10/Sep/2026
Os contratos futuros de açúcar demerara fecharam em alta nesta quarta-feira (09/09) na Bolsa de Nova York, impulsionados pela forte valorização do petróleo no mercado internacional e por revisões baixistas para a oferta global. O vencimento março/27, referência atual do mercado, avançou 30 pontos, equivalente a 1,57%, e fechou a 19,39 centavos de dólar por libra-peso. A valorização do petróleo, a queda do dólar no mercado internacional, os cortes expressivos nas estimativas de produção da Tailândia e da Europa, as chuvas no Centro-Sul do Brasil e as projeções de déficit global da Organização Internacional do Açúcar (ISO) sustentaram o movimento de compras nos contratos de açúcar na Bolsa de Nova York. No mercado de energia, o petróleo WTI subia 2,70%, ou US$ 2,64, para US$ 97,92 por barril, maior nível em três meses e meio.
A alta reforça a paridade teórica do etanol no mercado interno e tende a estimular as usinas a direcionarem maior parcela da cana-de-açúcar para a produção do biocombustível. Na oferta global, a Thai Sugar Millers Corp. projeta que a produção de açúcar da Tailândia na safra 2026/27 poderá recuar 17%, para 10 milhões de toneladas, em consequência da seca. Na Europa, dados da Comissão Europeia/Mars e estimativas da Associação da Indústria de Açúcar da Alemanha indicam queda de 19% na fabricação do bloco, para 13,4 milhões de toneladas. A produção deverá recuar 15% na França e 23,4% na Alemanha, para 3,386 milhões de toneladas. No Brasil, o avanço de uma frente fria com chuvas sobre Paraná, São Paulo e o sul de Minas Gerais provoca paralisações temporárias na moagem.

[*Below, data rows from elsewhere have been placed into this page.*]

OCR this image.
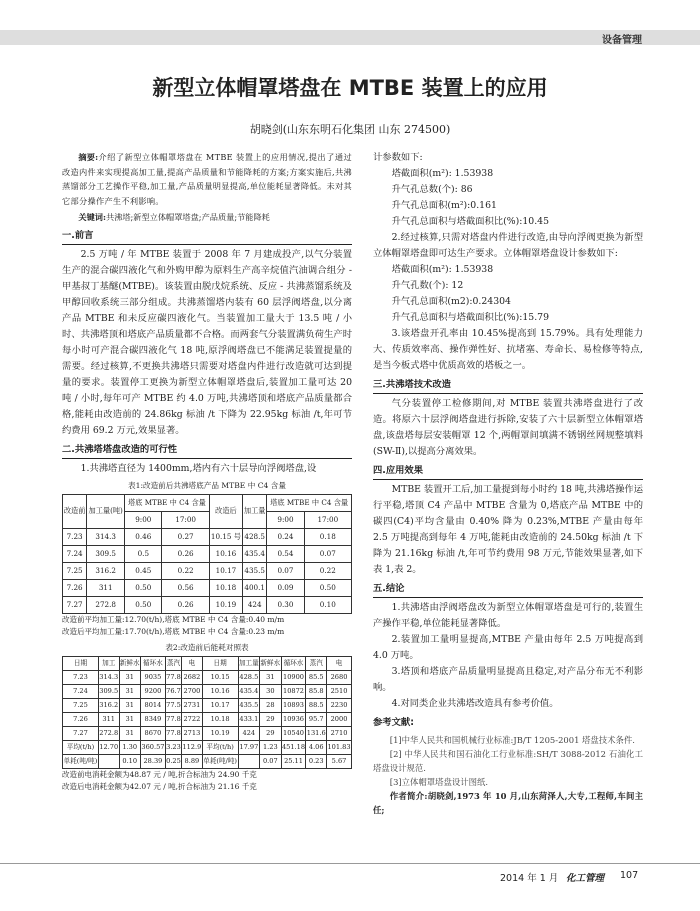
设备管理
新型立体帽罩塔盘在 MTBE 装置上的应用
胡晓剑(山东东明石化集团 山东 274500)

摘要:介绍了新型立体帽罩塔盘在 MTBE 装置上的应用情况,提出了通过改造内件来实现提高加工量,提高产品质量和节能降耗的方案;方案实施后,共沸蒸馏部分工艺操作平稳,加工量,产品质量明显提高,单位能耗显著降低。未对其它部分操作产生不利影响。

关键词:共沸塔;新型立体帽罩塔盘;产品质量;节能降耗

一.前言

2.5 万吨 / 年 MTBE 装置于 2008 年 7 月建成投产,以气分装置生产的混合碳四液化气和外购甲醇为原料生产高辛烷值汽油调合组分 - 甲基叔丁基醚(MTBE)。该装置由脱戊烷系统、反应 - 共沸蒸馏系统及甲醇回收系统三部分组成。共沸蒸馏塔内装有 60 层浮阀塔盘,以分离产品 MTBE 和未反应碳四液化气。当装置加工量大于 13.5 吨 / 小时、共沸塔顶和塔底产品质量都不合格。而两套气分装置满负荷生产时每小时可产混合碳四液化气 18 吨,原浮阀塔盘已不能满足装置提量的需要。经过核算,不更换共沸塔只需要对塔盘内件进行改造就可达到提量的要求。装置停工更换为新型立体帽罩塔盘后,装置加工量可达 20 吨 / 小时,每年可产 MTBE 约 4.0 万吨,共沸塔顶和塔底产品质量都合格,能耗由改造前的 24.86kg 标油 /t 下降为 22.95kg 标油 /t,年可节约费用 69.2 万元,效果显著。

二.共沸塔塔盘改造的可行性

1.共沸塔直径为 1400mm,塔内有六十层导向浮阀塔盘,设

表1:改造前后共沸塔底产品 MTBE 中 C4 含量
改造前	加工量(吨)	塔底 MTBE 中 C4 含量		改造后	加工量	塔底 MTBE 中 C4 含量	
		9:00	17:00			9:00	17:00
7.23	314.3	0.46	0.27	10.15 号	428.5	0.24	0.18
7.24	309.5	0.5	0.26	10.16	435.4	0.54	0.07
7.25	316.2	0.45	0.22	10.17	435.5	0.07	0.22
7.26	311	0.50	0.56	10.18	400.1	0.09	0.50
7.27	272.8	0.50	0.26	10.19	424	0.30	0.10

改造前平均加工量:12.70(t/h),塔底 MTBE 中 C4 含量:0.40 m/m

改造后平均加工量:17.70(t/h),塔底 MTBE 中 C4 含量:0.23 m/m

表2:改造前后能耗对照表
日期	加工	新鲜水	循环水	蒸汽	电	日期	加工量	新鲜水	循环水	蒸汽	电
7.23	314.3	31	9035	77.8	2682	10.15	428.5	31	10900	85.5	2680
7.24	309.5	31	9200	76.7	2700	10.16	435.4	30	10872	85.8	2510
7.25	316.2	31	8014	77.5	2731	10.17	435.5	28	10893	88.5	2230
7.26	311	31	8349	77.8	2722	10.18	433.1	29	10936	95.7	2000
7.27	272.8	31	8670	77.8	2713	10.19	424	29	10540	131.6	2710
平均(t/h)	12.70	1.30	360.57	3.23	112.9	平均(t/h)	17.97	1.23	451.18	4.06	101.83
单耗(吨/吨)		0.10	28.39	0.25	8.89	单耗(吨/吨)		0.07	25.11	0.23	5.67

改造前电消耗金额为48.87 元 / 吨,折合标油为 24.90 千克

改造后电消耗金额为42.07 元 / 吨,折合标油为 21.16 千克

计参数如下:

塔截面积(m²): 1.53938

升气孔总数(个): 86

升气孔总面积(m²):0.161

升气孔总面积与塔截面积比(%):10.45

2.经过核算,只需对塔盘内件进行改造,由导向浮阀更换为新型立体帽罩塔盘即可达生产要求。立体帽罩塔盘设计参数如下:

塔截面积(m²): 1.53938

升气孔数(个): 12

升气孔总面积(m2):0.24304

升气孔总面积与塔截面积比(%):15.79

3.该塔盘开孔率由 10.45%提高到 15.79%。具有处理能力大、传质效率高、操作弹性好、抗堵塞、寿命长、易检修等特点,是当今板式塔中优质高效的塔板之一。

三.共沸塔技术改造

气分装置停工检修期间,对 MTBE 装置共沸塔盘进行了改造。将原六十层浮阀塔盘进行拆除,安装了六十层新型立体帽罩塔盘,该盘塔每层安装帽罩 12 个,两帽罩间填满不锈钢丝网规整填料(SW-Ⅱ),以提高分离效果。

四.应用效果

MTBE 装置开工后,加工量提到每小时约 18 吨,共沸塔操作运行平稳,塔顶 C4 产品中 MTBE 含量为 0,塔底产品 MTBE 中的碳四(C4)平均含量由 0.40% 降为 0.23%,MTBE 产量由每年 2.5 万吨提高到每年 4 万吨,能耗由改造前的 24.50kg 标油 /t 下降为 21.16kg 标油 /t,年可节约费用 98 万元,节能效果显著,如下表 1,表 2。

五.结论

1.共沸塔由浮阀塔盘改为新型立体帽罩塔盘是可行的,装置生产操作平稳,单位能耗显著降低。

2.装置加工量明显提高,MTBE 产量由每年 2.5 万吨提高到 4.0 万吨。

3.塔顶和塔底产品质量明显提高且稳定,对产品分布无不利影响。

4.对同类企业共沸塔改造具有参考价值。

参考文献:

[1]中华人民共和国机械行业标准:JB/T 1205-2001 塔盘技术条件.

[2] 中华人民共和国石油化工行业标准:SH/T 3088-2012 石油化工塔盘设计规范.

[3]立体帽罩塔盘设计图纸.

作者简介:胡晓剑,1973 年 10 月,山东菏泽人,大专,工程师,车间主任;

2014 年 1 月 化工管理 107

Nos dados oficiais, o Ministério da Agricultura (Mapa) reportou queda de 7,9% na fabricação acumulada na primeira quinzena de agosto, para 3,31 milhões de toneladas, e recuo de 12,4% até julho, para 16,92 milhões de toneladas. As perspectivas de déficit estrutural no mercado mundial também sustentam o cenário de preços. A ISO estima déficit de 200 mil toneladas em 2026/27, enquanto a Green Pool Commodity Specialists projeta déficit de 3,2 milhões de toneladas e o Itaú BBA, de 1,4 milhão de toneladas. Goldman Sachs e Citi também mantêm projeções de preços em níveis elevados, com estimativa de 19 centavos de dólar por libra-peso em três meses e 22 centavos em 12 meses, sob risco de ocorrência de El Niño segundo o Climate Prediction Center (CPC) da NOAA. A valorização, contudo, foi limitada pelas medidas adotadas pelo governo da Índia para conter os estoques domésticos, pelo elevado volume de açúcar exportado pelo Brasil e pela alta do dólar no mercado brasileiro.

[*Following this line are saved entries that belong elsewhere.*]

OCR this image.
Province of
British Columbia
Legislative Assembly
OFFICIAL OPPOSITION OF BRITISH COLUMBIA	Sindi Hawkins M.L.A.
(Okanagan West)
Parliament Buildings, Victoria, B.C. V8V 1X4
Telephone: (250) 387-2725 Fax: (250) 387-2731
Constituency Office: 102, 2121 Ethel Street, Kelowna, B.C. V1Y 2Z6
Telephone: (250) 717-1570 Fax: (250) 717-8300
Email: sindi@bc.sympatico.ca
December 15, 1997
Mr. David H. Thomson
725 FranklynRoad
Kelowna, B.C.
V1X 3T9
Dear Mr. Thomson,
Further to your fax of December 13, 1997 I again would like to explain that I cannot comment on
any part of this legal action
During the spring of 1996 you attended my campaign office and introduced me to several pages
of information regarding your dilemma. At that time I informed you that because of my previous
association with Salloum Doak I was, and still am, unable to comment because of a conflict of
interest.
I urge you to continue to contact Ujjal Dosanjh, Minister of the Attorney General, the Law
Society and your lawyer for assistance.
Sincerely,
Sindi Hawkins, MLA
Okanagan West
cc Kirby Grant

Em documento oficial, o governo indiano reduziu de 400 para 200 toneladas o limite de estoque dos negociantes entre 15 de setembro e 20 de novembro, com o objetivo de evitar o represamento do produto e ampliar a oferta no mercado interno, reduzindo a necessidade de importações. A medida reforça as projeções da consultoria Greenleaf e de Michael McDougall de que as compras externas da Índia deverão ficar entre 300 mil e 500 mil toneladas, abaixo da cota de 1 milhão de toneladas de importação isenta de tarifa autorizada pelo governo. Também contribuem para esse cenário as avaliações da Associação dos Fabricantes de Açúcar e Bioenergia da Índia (ISMA) e da Federação Nacional das Cooperativas de Açúcar (NFCSF), que projetam estoques de passagem de 3,5 milhões de toneladas no fim de setembro.
No comércio exterior brasileiro, dados da Secretaria de Comércio Exterior (Secex) mostram que o Brasil exportou 2,698 milhões de toneladas de açúcar bruto em agosto, aumento de 44,6% ante o mesmo mês do ano anterior. Paralelamente, a Hedgepoint Global Markets projeta que as usinas do Centro-Sul poderão elevar para 47,7% a parcela da cana destinada à produção de açúcar, resultando em fabricação entre 39 milhões e 40 milhões de toneladas. A estimativa está alinhada à projeção da Czarnikow, de produção entre 39 milhões e 39,5 milhões de toneladas. No mercado financeiro, relatório da Commodity Futures Trading Commission (CFTC) mostrou que os fundos especulativos elevaram a posição líquida comprada na ICE para 132.496 contratos, maior nível em três anos. O posicionamento elevado aumenta a vulnerabilidade das cotações a movimentos de realização de lucros.